Эта нехватка исторической перспективы, возможно, объясняется тем, что большинство зданий, возведенных в 1930-е годы и относящихся к интернациональному стилю, построены в Яффе, которая некогда была значимым арабским городом, а не в Тель-Авиве. История Белого города, похоже, намеренно игнорирует этот факт. В самом деле, если не считать вызывающего отмежевания Дани Каравана от «ориентализма», во всей архитектурной истории города вообще нет упоминания об арабах (или, что было бы естественней, об арабских архитекторах). И это несмотря на то, что данная история предположительно прославляет
Но вместо того чтобы подумать об этих упущениях, история Тель-Авива устремилась дальше по узким дорожкам академического и профессионального архитектурного дискурса, набирая обороты. В конце концов она добилась признания, вошла в список объектов Всемирного наследия и вернулась из парижского ЮНЕСКО к ближневосточной реальности, увенчанная лаврами. И вновь стала пробираться в музеи через черный ход, но на этот раз облекшись в формы национальной апологетики, заявляя: «Эти здания не просто красивы. Они правильные с точки зрении морали». Перефразируя знаменитое высказывание Людвига Витгенштейна, можно сказать, что Тель-Авив оправдывал себя и эстетически, и этически: потому что он белый, потому что построен на девственных дюнах.
Манера, в которой разворачивалась эта архитектурная история, тоже была сомнительной. В ЮНЕСКО обратился муниципалитет Тель-Авива – Яффы, подготовив и представив просьбу о включении города в список объектов Всемирного наследия. Надо ли говорить, что это не дело, когда кто-то сам себя хвалит, и не дело муниципалитета писать историю – будь то история города или история его архитектуры. Особенно если эта история идеально подходит к существующей государственной системе, в которой другие области истории, географии, археологии и архитектуры – всё подчинено задаче идеологического просвещения граждан и армии.
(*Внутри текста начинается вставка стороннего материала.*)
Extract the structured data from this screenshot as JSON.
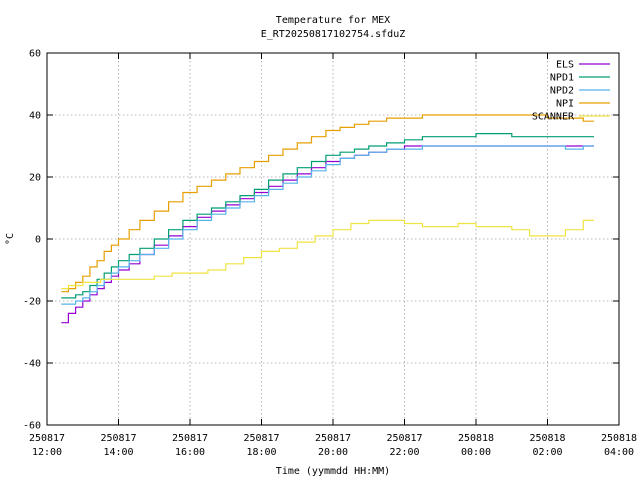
{
  "chart_data": {
    "type": "line",
    "title": "Temperature for MEX",
    "subtitle": "E_RT20250817102754.sfduZ",
    "xlabel": "Time (yymmdd HH:MM)",
    "ylabel": "°C",
    "ylim": [
      -60,
      60
    ],
    "yticks": [
      -60,
      -40,
      -20,
      0,
      20,
      40,
      60
    ],
    "xlim_hours": [
      12,
      28
    ],
    "xticks": [
      {
        "hour": 12,
        "date": "250817",
        "time": "12:00"
      },
      {
        "hour": 14,
        "date": "250817",
        "time": "14:00"
      },
      {
        "hour": 16,
        "date": "250817",
        "time": "16:00"
      },
      {
        "hour": 18,
        "date": "250817",
        "time": "18:00"
      },
      {
        "hour": 20,
        "date": "250817",
        "time": "20:00"
      },
      {
        "hour": 22,
        "date": "250817",
        "time": "22:00"
      },
      {
        "hour": 24,
        "date": "250818",
        "time": "00:00"
      },
      {
        "hour": 26,
        "date": "250818",
        "time": "02:00"
      },
      {
        "hour": 28,
        "date": "250818",
        "time": "04:00"
      }
    ],
    "grid": true,
    "legend_position": "top-right",
    "series": [
      {
        "name": "ELS",
        "color": "#9400d3",
        "x": [
          12.4,
          12.6,
          12.8,
          13.0,
          13.2,
          13.4,
          13.6,
          13.8,
          14.0,
          14.3,
          14.6,
          15.0,
          15.4,
          15.8,
          16.2,
          16.6,
          17.0,
          17.4,
          17.8,
          18.2,
          18.6,
          19.0,
          19.4,
          19.8,
          20.2,
          20.6,
          21.0,
          21.5,
          22.0,
          22.5,
          23.0,
          23.5,
          24.0,
          24.5,
          25.0,
          25.5,
          26.0,
          26.5,
          27.0,
          27.3
        ],
        "y": [
          -27,
          -24,
          -22,
          -20,
          -18,
          -16,
          -14,
          -12,
          -10,
          -8,
          -5,
          -2,
          1,
          4,
          7,
          9,
          11,
          13,
          15,
          17,
          19,
          21,
          23,
          25,
          26,
          27,
          28,
          29,
          30,
          30,
          30,
          30,
          30,
          30,
          30,
          30,
          30,
          30,
          30,
          30
        ]
      },
      {
        "name": "NPD1",
        "color": "#009e73",
        "x": [
          12.4,
          12.6,
          12.8,
          13.0,
          13.2,
          13.4,
          13.6,
          13.8,
          14.0,
          14.3,
          14.6,
          15.0,
          15.4,
          15.8,
          16.2,
          16.6,
          17.0,
          17.4,
          17.8,
          18.2,
          18.6,
          19.0,
          19.4,
          19.8,
          20.2,
          20.6,
          21.0,
          21.5,
          22.0,
          22.5,
          23.0,
          23.5,
          24.0,
          24.5,
          25.0,
          25.5,
          26.0,
          26.5,
          27.0,
          27.3
        ],
        "y": [
          -19,
          -19,
          -18,
          -17,
          -15,
          -13,
          -11,
          -9,
          -7,
          -5,
          -3,
          0,
          3,
          6,
          8,
          10,
          12,
          14,
          16,
          19,
          21,
          23,
          25,
          27,
          28,
          29,
          30,
          31,
          32,
          33,
          33,
          33,
          34,
          34,
          33,
          33,
          33,
          33,
          33,
          33
        ]
      },
      {
        "name": "NPD2",
        "color": "#56b4e9",
        "x": [
          12.4,
          12.6,
          12.8,
          13.0,
          13.2,
          13.4,
          13.6,
          13.8,
          14.0,
          14.3,
          14.6,
          15.0,
          15.4,
          15.8,
          16.2,
          16.6,
          17.0,
          17.4,
          17.8,
          18.2,
          18.6,
          19.0,
          19.4,
          19.8,
          20.2,
          20.6,
          21.0,
          21.5,
          22.0,
          22.5,
          23.0,
          23.5,
          24.0,
          24.5,
          25.0,
          25.5,
          26.0,
          26.5,
          27.0,
          27.3
        ],
        "y": [
          -21,
          -21,
          -20,
          -19,
          -17,
          -15,
          -13,
          -11,
          -9,
          -7,
          -5,
          -3,
          0,
          3,
          6,
          8,
          10,
          12,
          14,
          16,
          18,
          20,
          22,
          24,
          26,
          27,
          28,
          29,
          29,
          30,
          30,
          30,
          30,
          30,
          30,
          30,
          30,
          29,
          30,
          30
        ]
      },
      {
        "name": "NPI",
        "color": "#e69f00",
        "x": [
          12.4,
          12.6,
          12.8,
          13.0,
          13.2,
          13.4,
          13.6,
          13.8,
          14.0,
          14.3,
          14.6,
          15.0,
          15.4,
          15.8,
          16.2,
          16.6,
          17.0,
          17.4,
          17.8,
          18.2,
          18.6,
          19.0,
          19.4,
          19.8,
          20.2,
          20.6,
          21.0,
          21.5,
          22.0,
          22.5,
          23.0,
          23.5,
          24.0,
          24.5,
          25.0,
          25.5,
          26.0,
          26.5,
          27.0,
          27.3
        ],
        "y": [
          -17,
          -16,
          -14,
          -12,
          -9,
          -7,
          -4,
          -2,
          0,
          3,
          6,
          9,
          12,
          15,
          17,
          19,
          21,
          23,
          25,
          27,
          29,
          31,
          33,
          35,
          36,
          37,
          38,
          39,
          39,
          40,
          40,
          40,
          40,
          40,
          40,
          40,
          39,
          39,
          38,
          38
        ]
      },
      {
        "name": "SCANNER",
        "color": "#f0e442",
        "x": [
          12.4,
          12.6,
          12.8,
          13.0,
          13.2,
          13.5,
          14.0,
          14.5,
          15.0,
          15.5,
          16.0,
          16.5,
          17.0,
          17.5,
          18.0,
          18.5,
          19.0,
          19.5,
          20.0,
          20.5,
          21.0,
          21.5,
          22.0,
          22.5,
          23.0,
          23.5,
          24.0,
          24.5,
          25.0,
          25.5,
          26.0,
          26.5,
          27.0,
          27.3
        ],
        "y": [
          -16,
          -15,
          -15,
          -14,
          -14,
          -13,
          -13,
          -13,
          -12,
          -11,
          -11,
          -10,
          -8,
          -6,
          -4,
          -3,
          -1,
          1,
          3,
          5,
          6,
          6,
          5,
          4,
          4,
          5,
          4,
          4,
          3,
          1,
          1,
          3,
          6,
          6
        ]
      }
    ]
  }
}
Смешение этих дисциплин создало прочный военно-образовательно-политический комплекс, действующий в разных формах: «Моледет» (родина) и уроки обществоведения в школе, «Знание о стране» (география) и «Боевое наследие» в армии, «Изучение Эрец-Исраэль» в университетах или просто «хасбара»[96]
в политике.Вне зависимости от контекста – просветительского, культурного, военного, политического или научного – все дисциплины, задействованные в этом комплексе, имеют общую идеологию, в которой превыше всего – сионизм и защита его интересов. В итоге в Израиле история и география отданы на откуп армии, правительственным органам, общественным организациям, научным и культурным учреждениям. Яркое проявление этого феномена – регулярное вмешательство военных руководителей (таких, например, как Игаэль Ядин, Моше Даян и Рехавам Зеэви) в вопросы краеведческой археологии и музееведения. Точно так же правительственным комиссиям поручали написание «официальной» истории Государства Израиль.
И наконец, совершенно очевидно, что обсуждение архитектуры не может сводиться единственно к разговорам о «великолепной игре объемов, собранных под светом неба», как назвал ее Корбюзье[97]
. Поскольку строительство и снос в Израиле – прерогатива властей, мы вынуждены придавать политический смысл практически всем инициативам такого порядка, особенно в тех случаях, когда политическая выгода налицо, а политический мотив отрицается. Как ни странно, но если видно, что из идеи независимого искусства пытаются извлечь политическую выгоду, сама эта идея – один из основных принципов модернизма – полностью обессмысливается, как и следующий вопрос, имеют ли искусство и культура политический вес. В данном случае дискурс о Белом городе обладал, как мы уже убедились, очевидным политическим подтекстом. Желание свести разговор к чисто архитектурной дискуссии явно служило политическим интересам, причем этого особенно никто и не скрывал. Не случайно, к примеру, офисы Ассоциации архитекторов Израиля, горячо поддержавшей муниципальную кампанию «Белый город», располагались в старом палестинском здании в центре Яффы.После праздничных торжеств по случаю решения ЮНЕСКО, на которых политиков и глав государств было не меньше, чем архитекторов и ученых, стало ясно, что история Белого города вышла за рамки обычного обсуждения современной архитектуры и архитектуры Тель-Авива в частности. И вскоре она оказалась частью официальной политической истории Тель-Авива и стала считаться ключевой для понимания места и задач города внутри более широкого сионистского нарратива. Это была легенда о воинах-мечтателях, одним махом перестроивших и Землю Израиля, и израильское самосознание. В итоге Белый город неудержимо облекался в апологетику сионистского рвения на более серьезном, государственном уровне.